Preservation is a constant war against decay, a war where the losses outnumber the victories and the victories are only temporary. According to the Library of Congress, roughly 70 percent of silent-era movies are now gone completely and another 5 percent survive only in part. The library's list of lost sound recordings includes commercial releases by musicians as popular as Bing Crosby, Frank Sinatra, and Ethel Waters. The vast majority of NBC's pre-TV newscasts have disappeared; they're rumored to be rotting in a landfill in New Jersey.
The good news is that so many people have now joined the preservation fight, either deliberately or accidentally: The more distributed the effort, the less brittle and more resilient it will be. Like those music-swapping networks of the '90s, this web of preservationists is neither entirely online nor entirely offline.
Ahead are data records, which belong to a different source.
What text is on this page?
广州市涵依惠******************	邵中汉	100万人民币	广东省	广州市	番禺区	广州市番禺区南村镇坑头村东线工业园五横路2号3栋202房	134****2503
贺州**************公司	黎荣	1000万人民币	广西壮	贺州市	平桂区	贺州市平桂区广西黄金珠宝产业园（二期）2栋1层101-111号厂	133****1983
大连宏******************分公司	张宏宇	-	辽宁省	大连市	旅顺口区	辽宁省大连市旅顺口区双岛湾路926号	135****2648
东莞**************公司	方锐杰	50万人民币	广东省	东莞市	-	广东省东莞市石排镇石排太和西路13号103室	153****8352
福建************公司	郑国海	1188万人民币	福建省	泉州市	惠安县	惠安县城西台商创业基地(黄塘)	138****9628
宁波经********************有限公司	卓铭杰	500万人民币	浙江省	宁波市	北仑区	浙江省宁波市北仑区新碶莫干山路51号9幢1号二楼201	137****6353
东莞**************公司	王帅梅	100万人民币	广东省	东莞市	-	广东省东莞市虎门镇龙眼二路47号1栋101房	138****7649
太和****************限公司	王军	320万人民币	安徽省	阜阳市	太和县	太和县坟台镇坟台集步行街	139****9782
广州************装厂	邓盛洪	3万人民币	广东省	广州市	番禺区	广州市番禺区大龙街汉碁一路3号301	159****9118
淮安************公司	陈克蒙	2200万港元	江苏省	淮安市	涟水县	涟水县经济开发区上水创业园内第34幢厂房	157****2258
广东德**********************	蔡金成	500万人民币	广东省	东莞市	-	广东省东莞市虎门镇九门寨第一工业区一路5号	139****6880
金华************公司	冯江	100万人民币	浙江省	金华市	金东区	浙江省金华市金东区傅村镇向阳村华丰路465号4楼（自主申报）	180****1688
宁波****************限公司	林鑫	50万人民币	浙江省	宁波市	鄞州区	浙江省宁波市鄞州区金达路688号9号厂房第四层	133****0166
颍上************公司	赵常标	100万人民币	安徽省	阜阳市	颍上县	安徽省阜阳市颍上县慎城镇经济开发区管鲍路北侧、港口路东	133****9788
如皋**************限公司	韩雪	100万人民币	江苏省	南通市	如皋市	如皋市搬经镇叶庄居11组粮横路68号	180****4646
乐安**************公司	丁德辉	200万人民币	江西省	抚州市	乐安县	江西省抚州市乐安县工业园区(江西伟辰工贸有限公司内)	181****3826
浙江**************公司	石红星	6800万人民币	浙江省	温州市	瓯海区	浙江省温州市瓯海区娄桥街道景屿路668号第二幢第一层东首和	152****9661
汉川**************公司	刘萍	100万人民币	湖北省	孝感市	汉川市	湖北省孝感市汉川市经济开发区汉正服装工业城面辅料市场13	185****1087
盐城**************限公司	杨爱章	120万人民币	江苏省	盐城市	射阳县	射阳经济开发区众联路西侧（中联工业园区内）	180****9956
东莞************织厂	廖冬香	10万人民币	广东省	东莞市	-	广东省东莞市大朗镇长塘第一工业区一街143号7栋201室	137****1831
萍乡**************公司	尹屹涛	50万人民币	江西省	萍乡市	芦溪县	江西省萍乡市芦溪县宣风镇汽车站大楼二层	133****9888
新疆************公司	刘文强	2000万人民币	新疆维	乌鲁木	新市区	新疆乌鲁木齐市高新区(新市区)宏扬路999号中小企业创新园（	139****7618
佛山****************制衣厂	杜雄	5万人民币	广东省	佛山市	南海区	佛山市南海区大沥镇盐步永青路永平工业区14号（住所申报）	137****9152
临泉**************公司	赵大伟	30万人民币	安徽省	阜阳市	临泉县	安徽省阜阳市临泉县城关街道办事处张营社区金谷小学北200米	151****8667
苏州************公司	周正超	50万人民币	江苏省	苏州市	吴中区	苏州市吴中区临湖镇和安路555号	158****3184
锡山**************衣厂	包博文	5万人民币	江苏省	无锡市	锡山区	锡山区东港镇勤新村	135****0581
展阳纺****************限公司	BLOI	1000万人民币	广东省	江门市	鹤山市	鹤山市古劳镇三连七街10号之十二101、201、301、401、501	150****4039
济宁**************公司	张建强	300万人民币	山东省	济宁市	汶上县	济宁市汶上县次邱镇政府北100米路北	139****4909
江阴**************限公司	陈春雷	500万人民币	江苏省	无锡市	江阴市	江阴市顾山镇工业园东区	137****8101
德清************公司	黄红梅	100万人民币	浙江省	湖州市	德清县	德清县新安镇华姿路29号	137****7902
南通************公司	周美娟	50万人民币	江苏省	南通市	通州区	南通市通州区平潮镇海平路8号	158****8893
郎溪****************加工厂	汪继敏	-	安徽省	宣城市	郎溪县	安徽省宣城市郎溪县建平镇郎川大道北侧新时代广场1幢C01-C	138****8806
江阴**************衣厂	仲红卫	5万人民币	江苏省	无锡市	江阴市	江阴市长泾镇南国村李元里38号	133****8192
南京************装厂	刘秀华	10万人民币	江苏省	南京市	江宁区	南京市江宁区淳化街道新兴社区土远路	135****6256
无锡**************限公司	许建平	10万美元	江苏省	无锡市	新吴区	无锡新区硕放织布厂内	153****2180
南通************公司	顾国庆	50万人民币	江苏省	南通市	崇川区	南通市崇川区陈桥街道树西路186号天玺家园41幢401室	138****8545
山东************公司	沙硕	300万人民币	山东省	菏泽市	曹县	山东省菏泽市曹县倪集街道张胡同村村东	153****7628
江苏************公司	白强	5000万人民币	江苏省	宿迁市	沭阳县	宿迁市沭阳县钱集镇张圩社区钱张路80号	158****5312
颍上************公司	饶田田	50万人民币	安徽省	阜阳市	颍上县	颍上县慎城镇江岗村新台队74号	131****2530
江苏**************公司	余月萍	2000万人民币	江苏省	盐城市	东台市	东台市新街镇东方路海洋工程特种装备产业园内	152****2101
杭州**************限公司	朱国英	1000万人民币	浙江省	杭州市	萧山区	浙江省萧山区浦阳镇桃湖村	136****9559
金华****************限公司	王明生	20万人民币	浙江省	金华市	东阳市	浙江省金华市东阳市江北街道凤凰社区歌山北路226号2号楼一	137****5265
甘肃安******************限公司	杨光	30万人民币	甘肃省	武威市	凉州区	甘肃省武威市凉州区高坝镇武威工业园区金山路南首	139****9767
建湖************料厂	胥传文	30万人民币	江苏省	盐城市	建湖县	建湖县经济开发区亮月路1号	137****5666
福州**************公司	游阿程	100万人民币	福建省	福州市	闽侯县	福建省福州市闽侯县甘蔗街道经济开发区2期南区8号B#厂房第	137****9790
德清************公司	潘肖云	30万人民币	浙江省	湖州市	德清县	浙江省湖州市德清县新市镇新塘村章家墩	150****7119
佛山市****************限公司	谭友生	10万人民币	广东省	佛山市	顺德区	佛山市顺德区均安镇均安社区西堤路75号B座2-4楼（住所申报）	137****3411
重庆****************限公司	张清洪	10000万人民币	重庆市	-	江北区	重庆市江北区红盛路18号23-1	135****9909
That's good too: If physical copies let you hang onto something when a stream is altered or removed, digital copies let you almost costlessly save and transmit items that otherwise would be scarce. I don't know the best way to keep our collective cultural archive alive, but I'm pretty sure it will involve an intricate interplay between the physical and the digital, not just one or the other.
And if something is saved, it can eventually resurface. Those Dylan/Cash sessions finally got an official release in 2019. I'm listening to them on Spotify as I write this. But I still have that cassette somewhere too. Just in case.